Plug-in Coverage Hole for pglz_decompress()
Core Problem
This thread addresses a test coverage gap in PostgreSQL's built-in LZ compression/decompression implementation (pg_lzcompress.c), specifically in the pglz_decompress() function. The issue was discovered during a post-commit review of commit 67d318e70402, which had introduced a test_pglz_decompress() testing function (likely as part of expanding regression test infrastructure for compression paths).
The Uncovered Code Path
Inside pglz_decompress(), there is a critical safety guard that validates back-reference offsets during decompression:
if (unlikely(off == 0 ||
off > (dp - (unsigned char *) dest)))
return -1;
In the pglz compression format, compressed data contains back-references that say "copy N bytes from offset O behind the current output position." This check guards against two forms of corrupt input:
off == 0: A zero offset is nonsensical — it would mean "copy from the current position," which is undefined in the compression scheme.off > (dp - (unsigned char *) dest): The offset exceeds the amount of output already written, meaning it references memory before the output buffer — a potential out-of-bounds read if not caught.
Both conditions cause pglz_decompress() to return -1, signaling corrupt/invalid compressed data. Despite this being a security-relevant validation (preventing buffer over-reads on malformed input), no existing test case exercised either branch, leaving it as a gap visible in the gcov coverage reports.
Proposed Solution
Michael Paquier's fix is minimal and precise: add two carefully crafted bytea literals to the existing regression tests that call test_pglz_decompress():
SELECT test_pglz_decompress('\x011001'::bytea, 1024, true);
SELECT test_pglz_decompress('\x010300'::bytea, 1024, true);
Decoding the Test Inputs
These are hand-crafted invalid pglz compressed byte sequences:
\x011001: This constructs a compressed stream where the back-reference offset is larger than the output written so far, triggering theoff > (dp - (unsigned char *) dest)branch.\x010300: This constructs a compressed stream where the back-reference offset is zero, triggering theoff == 0branch.
Both cases exercise the return -1 error path, which the test_pglz_decompress() wrapper (with the true parameter likely indicating "expect failure" or "allow error") translates into a testable outcome.
Scope and Backport Strategy
The fix targets all supported branches down to v14, consistent with PostgreSQL's policy that the test infrastructure change introduced by 67d318e70402 was itself backported. Michael notes the fix must wait until after the current minor release cycle is tagged, indicating awareness of the release management process and desire not to introduce even trivial test changes into an imminent release.
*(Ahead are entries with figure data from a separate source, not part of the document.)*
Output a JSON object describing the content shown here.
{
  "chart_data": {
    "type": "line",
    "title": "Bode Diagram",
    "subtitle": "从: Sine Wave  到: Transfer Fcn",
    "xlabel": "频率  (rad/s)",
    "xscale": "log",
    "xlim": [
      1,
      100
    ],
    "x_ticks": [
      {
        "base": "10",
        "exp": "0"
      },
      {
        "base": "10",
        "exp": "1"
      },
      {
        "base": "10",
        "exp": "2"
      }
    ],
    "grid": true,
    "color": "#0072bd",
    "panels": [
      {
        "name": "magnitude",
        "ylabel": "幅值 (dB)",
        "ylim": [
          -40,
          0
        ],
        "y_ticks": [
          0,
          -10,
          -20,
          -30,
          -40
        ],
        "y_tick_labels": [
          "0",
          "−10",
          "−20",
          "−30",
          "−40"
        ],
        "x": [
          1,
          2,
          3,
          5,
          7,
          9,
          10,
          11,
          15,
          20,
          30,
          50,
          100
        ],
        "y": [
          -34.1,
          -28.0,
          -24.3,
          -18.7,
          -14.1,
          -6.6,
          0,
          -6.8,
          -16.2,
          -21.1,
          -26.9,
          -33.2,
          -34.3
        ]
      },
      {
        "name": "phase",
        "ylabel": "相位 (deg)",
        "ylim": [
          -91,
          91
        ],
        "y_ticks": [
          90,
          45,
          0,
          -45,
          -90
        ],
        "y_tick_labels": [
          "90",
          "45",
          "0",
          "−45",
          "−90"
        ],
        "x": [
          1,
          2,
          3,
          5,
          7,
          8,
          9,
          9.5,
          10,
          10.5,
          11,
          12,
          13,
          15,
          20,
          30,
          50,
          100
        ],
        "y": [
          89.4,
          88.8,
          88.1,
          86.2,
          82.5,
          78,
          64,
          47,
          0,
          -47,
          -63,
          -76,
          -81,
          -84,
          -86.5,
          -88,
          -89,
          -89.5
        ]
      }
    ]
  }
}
Architectural Significance
While this is a small patch, it touches on several important themes:
-
Defense-in-depth for compression:
pglz_decompress()can be called on data read from disk (TOAST compressed values, for instance). Corrupt on-disk data must never cause undefined behavior. The guard being tested prevents a potential out-of-bounds memory read. -
Coverage-driven testing discipline: PostgreSQL's use of gcov coverage reports (published at
coverage.postgresql.org) to systematically identify untested code paths represents a mature software engineering practice. This thread demonstrates the workflow: review coverage → identify gap → craft minimal reproducer → backport. -
Post-commit review value: The coverage hole was found during post-commit review of
67d318e70402, illustrating how the community's review process catches issues even after initial commit.
Technical Design Decisions
There are no design disagreements in this thread — the fix is straightforward and uncontroversial. The key decisions are:
- Hand-crafted binary inputs rather than fuzzing: The test cases use specific bytea literals that deterministically trigger each branch, rather than relying on randomized/fuzz testing. This is appropriate for regression tests that must be deterministic and fast.
- Backport to v14: Coverage improvements are backported to all supported branches, maintaining test parity across versions.
- Timing deference to release cycle: Rather than rushing the fix in before a minor release, Michael explicitly defers to after the release, showing appropriate caution even for test-only changes.